Things are going much better for Verafirma in the neighboring county, where the company won support from Santa Clara county supervisors, county counsel and registrar of voters Jesse Durazo to use its technology for voter registration.
I'm cautiously optimistic about these developments. For many young people, using a computer screen to complete a voter registration form will be a much more user-friendly experience than filling out a paper form. However, the state lacks standards, statutes and regulations to specifically govern these signatures and their use in elections and voting. All of the election statutes that exist today are based on the presumption that voters are signing on paper, not an e-pad. And as anyone who has signed with an e-pad knows, the signature that results may only vaguely resemble one made on paper. If registrars are to verify an absentee ballot request that comes in on paper against a voter registration form signature that was made on an e-pad, will they be able to successfully do so?

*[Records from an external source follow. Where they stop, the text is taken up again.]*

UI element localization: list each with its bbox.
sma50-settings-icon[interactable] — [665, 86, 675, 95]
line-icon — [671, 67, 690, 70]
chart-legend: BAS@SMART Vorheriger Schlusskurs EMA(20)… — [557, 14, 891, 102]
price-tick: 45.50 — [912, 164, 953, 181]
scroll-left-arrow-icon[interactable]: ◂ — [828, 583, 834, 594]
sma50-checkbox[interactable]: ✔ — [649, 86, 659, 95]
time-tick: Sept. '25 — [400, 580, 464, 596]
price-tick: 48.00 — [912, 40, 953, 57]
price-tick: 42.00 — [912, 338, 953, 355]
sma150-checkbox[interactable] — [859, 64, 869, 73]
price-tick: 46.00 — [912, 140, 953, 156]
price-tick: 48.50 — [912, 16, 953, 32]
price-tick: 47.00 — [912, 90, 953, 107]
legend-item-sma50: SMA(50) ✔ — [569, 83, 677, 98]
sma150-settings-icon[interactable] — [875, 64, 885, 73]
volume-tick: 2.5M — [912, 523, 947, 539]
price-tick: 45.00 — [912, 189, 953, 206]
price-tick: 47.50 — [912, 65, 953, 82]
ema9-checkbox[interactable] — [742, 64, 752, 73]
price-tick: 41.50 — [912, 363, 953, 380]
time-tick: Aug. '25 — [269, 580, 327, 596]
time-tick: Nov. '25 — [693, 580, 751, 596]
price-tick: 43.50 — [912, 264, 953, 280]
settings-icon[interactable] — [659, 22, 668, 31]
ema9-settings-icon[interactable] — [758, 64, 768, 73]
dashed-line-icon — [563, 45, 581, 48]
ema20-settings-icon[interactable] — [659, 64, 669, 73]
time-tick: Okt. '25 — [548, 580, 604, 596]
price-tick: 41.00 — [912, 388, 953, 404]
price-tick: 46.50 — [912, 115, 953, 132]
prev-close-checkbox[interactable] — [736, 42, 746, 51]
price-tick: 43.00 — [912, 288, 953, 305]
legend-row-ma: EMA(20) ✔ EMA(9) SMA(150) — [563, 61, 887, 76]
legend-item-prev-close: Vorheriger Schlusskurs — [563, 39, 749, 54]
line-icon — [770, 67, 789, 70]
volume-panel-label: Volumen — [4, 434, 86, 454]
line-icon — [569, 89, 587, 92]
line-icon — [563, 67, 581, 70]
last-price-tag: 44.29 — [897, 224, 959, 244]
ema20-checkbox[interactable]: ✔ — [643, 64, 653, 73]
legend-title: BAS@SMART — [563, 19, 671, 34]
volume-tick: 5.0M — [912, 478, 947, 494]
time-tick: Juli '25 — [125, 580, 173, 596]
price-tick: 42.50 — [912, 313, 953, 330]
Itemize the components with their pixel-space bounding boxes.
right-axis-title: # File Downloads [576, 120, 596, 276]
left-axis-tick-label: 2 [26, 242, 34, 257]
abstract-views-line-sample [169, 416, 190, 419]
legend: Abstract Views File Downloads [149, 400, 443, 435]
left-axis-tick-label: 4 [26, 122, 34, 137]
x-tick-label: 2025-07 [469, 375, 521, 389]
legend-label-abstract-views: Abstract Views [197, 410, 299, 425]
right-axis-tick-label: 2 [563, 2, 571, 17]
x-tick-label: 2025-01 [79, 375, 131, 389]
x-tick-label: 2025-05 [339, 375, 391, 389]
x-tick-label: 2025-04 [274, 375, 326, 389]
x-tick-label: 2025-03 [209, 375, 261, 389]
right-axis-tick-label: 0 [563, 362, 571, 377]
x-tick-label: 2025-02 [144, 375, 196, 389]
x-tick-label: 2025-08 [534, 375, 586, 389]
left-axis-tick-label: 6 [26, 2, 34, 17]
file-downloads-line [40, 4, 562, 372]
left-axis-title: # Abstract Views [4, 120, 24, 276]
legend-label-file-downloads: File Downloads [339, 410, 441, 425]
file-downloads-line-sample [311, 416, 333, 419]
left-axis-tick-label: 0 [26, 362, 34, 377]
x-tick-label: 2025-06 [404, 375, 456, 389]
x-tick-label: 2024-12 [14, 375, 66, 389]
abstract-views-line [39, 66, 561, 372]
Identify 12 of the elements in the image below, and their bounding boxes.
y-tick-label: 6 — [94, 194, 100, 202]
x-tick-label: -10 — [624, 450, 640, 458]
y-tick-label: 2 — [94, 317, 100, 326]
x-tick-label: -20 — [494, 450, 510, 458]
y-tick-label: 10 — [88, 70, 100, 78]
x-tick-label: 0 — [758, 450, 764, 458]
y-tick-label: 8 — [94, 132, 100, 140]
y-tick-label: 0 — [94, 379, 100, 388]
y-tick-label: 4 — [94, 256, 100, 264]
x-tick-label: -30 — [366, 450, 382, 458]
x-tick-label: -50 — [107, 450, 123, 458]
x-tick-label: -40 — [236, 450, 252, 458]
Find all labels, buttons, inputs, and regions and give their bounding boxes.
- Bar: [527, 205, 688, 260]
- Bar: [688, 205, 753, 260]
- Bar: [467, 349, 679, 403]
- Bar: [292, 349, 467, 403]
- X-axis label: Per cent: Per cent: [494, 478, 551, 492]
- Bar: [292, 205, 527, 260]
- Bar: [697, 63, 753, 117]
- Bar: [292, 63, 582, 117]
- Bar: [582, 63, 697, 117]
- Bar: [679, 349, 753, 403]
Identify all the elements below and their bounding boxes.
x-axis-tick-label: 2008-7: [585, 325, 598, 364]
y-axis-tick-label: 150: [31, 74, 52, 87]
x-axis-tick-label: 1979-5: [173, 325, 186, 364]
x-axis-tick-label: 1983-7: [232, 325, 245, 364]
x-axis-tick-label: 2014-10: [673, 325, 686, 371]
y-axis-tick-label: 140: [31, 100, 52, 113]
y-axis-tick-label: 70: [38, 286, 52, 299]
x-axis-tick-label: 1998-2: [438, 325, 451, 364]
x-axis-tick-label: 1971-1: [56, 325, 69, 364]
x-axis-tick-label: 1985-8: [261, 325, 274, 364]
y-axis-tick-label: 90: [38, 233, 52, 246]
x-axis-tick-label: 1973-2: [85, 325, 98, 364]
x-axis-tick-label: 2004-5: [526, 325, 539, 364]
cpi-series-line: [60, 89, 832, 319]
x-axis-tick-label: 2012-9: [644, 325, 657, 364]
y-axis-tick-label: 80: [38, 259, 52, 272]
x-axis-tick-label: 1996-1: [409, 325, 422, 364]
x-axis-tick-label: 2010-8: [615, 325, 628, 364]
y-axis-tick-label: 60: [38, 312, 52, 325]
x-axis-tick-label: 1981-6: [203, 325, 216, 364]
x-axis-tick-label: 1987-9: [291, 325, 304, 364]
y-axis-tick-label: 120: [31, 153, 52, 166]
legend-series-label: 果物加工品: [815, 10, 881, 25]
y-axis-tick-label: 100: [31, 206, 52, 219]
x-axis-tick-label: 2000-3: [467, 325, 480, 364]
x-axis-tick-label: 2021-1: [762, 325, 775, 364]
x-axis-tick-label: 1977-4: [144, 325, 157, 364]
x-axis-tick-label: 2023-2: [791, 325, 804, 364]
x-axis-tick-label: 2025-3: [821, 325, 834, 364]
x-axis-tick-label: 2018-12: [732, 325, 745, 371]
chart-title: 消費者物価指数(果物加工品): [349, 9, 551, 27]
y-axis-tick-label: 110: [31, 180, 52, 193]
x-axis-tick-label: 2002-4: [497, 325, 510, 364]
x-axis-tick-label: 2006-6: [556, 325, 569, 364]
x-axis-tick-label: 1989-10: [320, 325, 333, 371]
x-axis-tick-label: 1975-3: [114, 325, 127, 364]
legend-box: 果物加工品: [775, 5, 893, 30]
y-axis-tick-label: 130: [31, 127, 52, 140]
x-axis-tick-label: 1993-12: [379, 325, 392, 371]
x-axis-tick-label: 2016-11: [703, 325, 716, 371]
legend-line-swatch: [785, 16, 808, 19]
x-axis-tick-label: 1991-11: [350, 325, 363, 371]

Other counties may follow Santa Clara's lead and given the absence of a robust statewide voter registration database that would facilitate online voter registration, the Verafirma technology may be the next best avenue for utilizing new technology to get more of California's 6.5 million nonregistered, eligible voters into the voting habit.
For more on these developments, see Ken McLaughlin's May 14 story in the San Jose Mercury news. Excerpts are featured below.
Some election officials have raised concerns about possible voter fraud, as well as privacy and security issues, in regard to electronic signatures. But the founders of Verafirma point out that Wells Fargo Bank is so confident in the technology that it allows customers to open a bank account with an electronic signature.
The new technology also appears to be speeding ahead of current election laws. Nicole Winger, spokeswoman for California Secretary of State Debra Bowen, expressed some concern that the state's election codes don't mention things such as the three-year-old iPhones or the brand-new iPad. But Bowen does not have the authority to tell the county registrar to reject the signatures of the Santa Clara County voters who agreed to be guinea pigs, Winger said. Unless someone sues to stop Durazo from registering the voters, the electronic signatures will stand.
Barry, who called electronic signatures "the future of voter registration," said Verafirma has developed new software on a website that will allow people to use the National Voter Registration Act form to produce a "secure electronic signature" in the same way shoppers sign their name after swiping a credit card at supermarkets and large drugstores.
I guess e-signature systems accomplish most of these functions in one technology. The electronic signature authenticates the voter at the same time that it protects privacy and security. Good post!